O Église de Marseille, n’oublie pas que tu te tiens là, à Saint-Victor, entre Cassien et Benoît, entre cassianites et bénédictins, entre l’héritage méditerranéen et le projet européen. Aujourd’hui rien n’a perdu de cette actualité, c’est ta place comme ville, et c’est aussi ta place comme église. Alors ne sois pas tiède ! Laisse ton cœur brûler d’amour pour Dieu et pour tes frères de toutes cultures dans cette ville métissée. Souviens-toi que tu n’as pas inventé l’Évangile : tu l’as reçu d’Orient, comme ce matin sur le Vieux-Port, non pour le garder pour toi, mais pour le confier au monde, avec respect et dans l’amitié.
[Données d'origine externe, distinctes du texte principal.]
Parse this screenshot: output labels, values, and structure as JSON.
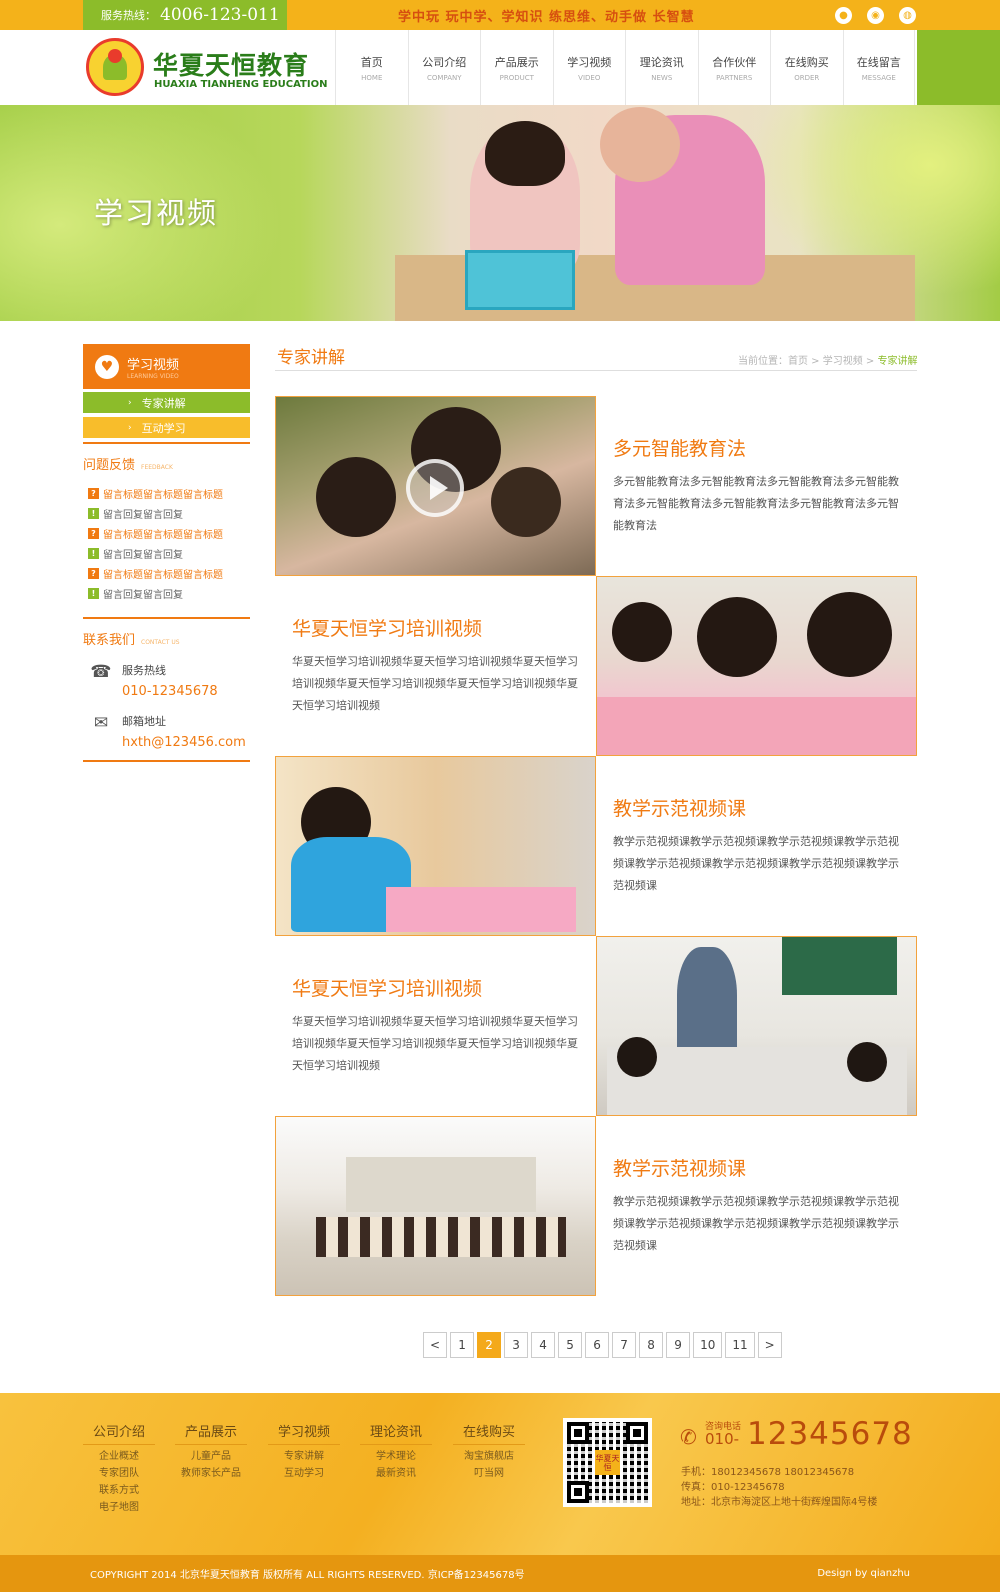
{
  "top": {
    "hotline_label": "服务热线：",
    "hotline_number": "4006-123-011",
    "slogan": "学中玩 玩中学、学知识 练思维、动手做 长智慧",
    "social_icons": [
      "qq-icon",
      "weibo-icon",
      "wechat-icon"
    ]
  },
  "brand": {
    "name_cn": "华夏天恒教育",
    "name_en": "HUAXIA TIANHENG EDUCATION"
  },
  "nav": [
    {
      "cn": "首页",
      "en": "HOME"
    },
    {
      "cn": "公司介绍",
      "en": "COMPANY"
    },
    {
      "cn": "产品展示",
      "en": "PRODUCT"
    },
    {
      "cn": "学习视频",
      "en": "VIDEO"
    },
    {
      "cn": "理论资讯",
      "en": "NEWS"
    },
    {
      "cn": "合作伙伴",
      "en": "PARTNERS"
    },
    {
      "cn": "在线购买",
      "en": "ORDER"
    },
    {
      "cn": "在线留言",
      "en": "MESSAGE"
    }
  ],
  "banner": {
    "title": "学习视频"
  },
  "sidebar": {
    "head_cn": "学习视频",
    "head_en": "LEARNING VIDEO",
    "menu": [
      "专家讲解",
      "互动学习"
    ],
    "feedback_title": "问题反馈",
    "feedback_en": "FEEDBACK",
    "feedback": [
      "留言标题留言标题留言标题",
      "留言回复留言回复",
      "留言标题留言标题留言标题",
      "留言回复留言回复",
      "留言标题留言标题留言标题",
      "留言回复留言回复"
    ],
    "contact_title": "联系我们",
    "contact_en": "CONTACT US",
    "hotline_label": "服务热线",
    "hotline": "010-12345678",
    "email_label": "邮箱地址",
    "email": "hxth@123456.com"
  },
  "main": {
    "title": "专家讲解",
    "breadcrumb_prefix": "当前位置：首页 > 学习视频 > ",
    "breadcrumb_current": "专家讲解",
    "items": [
      {
        "title": "多元智能教育法",
        "desc": "多元智能教育法多元智能教育法多元智能教育法多元智能教育法多元智能教育法多元智能教育法多元智能教育法多元智能教育法"
      },
      {
        "title": "华夏天恒学习培训视频",
        "desc": "华夏天恒学习培训视频华夏天恒学习培训视频华夏天恒学习培训视频华夏天恒学习培训视频华夏天恒学习培训视频华夏天恒学习培训视频"
      },
      {
        "title": "教学示范视频课",
        "desc": "教学示范视频课教学示范视频课教学示范视频课教学示范视频课教学示范视频课教学示范视频课教学示范视频课教学示范视频课"
      },
      {
        "title": "华夏天恒学习培训视频",
        "desc": "华夏天恒学习培训视频华夏天恒学习培训视频华夏天恒学习培训视频华夏天恒学习培训视频华夏天恒学习培训视频华夏天恒学习培训视频"
      },
      {
        "title": "教学示范视频课",
        "desc": "教学示范视频课教学示范视频课教学示范视频课教学示范视频课教学示范视频课教学示范视频课教学示范视频课教学示范视频课"
      }
    ]
  },
  "pager": {
    "prev": "<",
    "pages": [
      "1",
      "2",
      "3",
      "4",
      "5",
      "6",
      "7",
      "8",
      "9",
      "10",
      "11"
    ],
    "current": "2",
    "next": ">"
  },
  "footer": {
    "cols": [
      {
        "head": "公司介绍",
        "links": [
          "企业概述",
          "专家团队",
          "联系方式",
          "电子地图"
        ]
      },
      {
        "head": "产品展示",
        "links": [
          "儿童产品",
          "教师家长产品"
        ]
      },
      {
        "head": "学习视频",
        "links": [
          "专家讲解",
          "互动学习"
        ]
      },
      {
        "head": "理论资讯",
        "links": [
          "学术理论",
          "最新资讯"
        ]
      },
      {
        "head": "在线购买",
        "links": [
          "淘宝旗舰店",
          "叮当网"
        ]
      }
    ],
    "qr_tag": "华夏天恒",
    "phone_label": "咨询电话",
    "phone_prefix": "010-",
    "phone_number": "12345678",
    "mobile": "手机：18012345678  18012345678",
    "fax": "传真：010-12345678",
    "address": "地址：北京市海淀区上地十街辉煌国际4号楼",
    "copyright": "COPYRIGHT 2014 北京华夏天恒教育 版权所有 ALL RIGHTS RESERVED.   京ICP备12345678号",
    "design": "Design by qianzhu"
  },
  "colors": {
    "orange": "#f07a12",
    "green": "#8cbc2a",
    "yellow": "#f4b21a"
  }
}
Ce matin nous sommes arrivés en bateau avec l’Evangéliaire, rassurez-vous nous ne sommes pas partis de trop loin, vu la situation météorologique. Pour la première fois, au lieu de partir de l’Estaque, on est parti d’un peu plus loin que la mairie, mais nous sommes quand même arrivés en bateau ! Et là nous avons accueilli l’Evangile, nous avons réentendu ces paroles de Jésus si simples qu’elles ont fait leur chemin à travers des générations : je ne vous appelle plus serviteurs, je vous appelle mes amis, vous êtes mes amis si vous faites ce que je vous commande, ce que je vous commande c’est de vous aimer les uns les autres, comme je vous ai aimé. Nous avons réentendu ces paroles de Jésus : vous êtes le sel de la terre, vous êtes la lumière du monde, vous êtes le levain dans la pâte. Nous l’avons réentendu dire à la femme adultère, personne ne t’a condamné, moi non plus je ne te condamne pas, va et désormais ne pêche plus. Nous l’avons réentendu dire à la Samaritaine, si tu savais le don de Dieu, et qui est celui qui lui aurait demandé à boire, c’est toi qui lui aurait demandé de l’eau vive, nous l’avons entendu nous redire ce n’est pas vous qui m’avez choisi, c’est moi qui vous ai choisi pour que vous alliez, pour que vous portiez du fruit et que votre fruit demeure. Nous l’avons réentendu redire allez de toutes les nations faites des disciples, nous l’avons réentendu nous redire tout cela, et ces paroles simples, qui ont traversé les générations, voici que ce matin encore, arrivées en bateau sur le Vieux-Port, elles ont retenti à nos oreilles.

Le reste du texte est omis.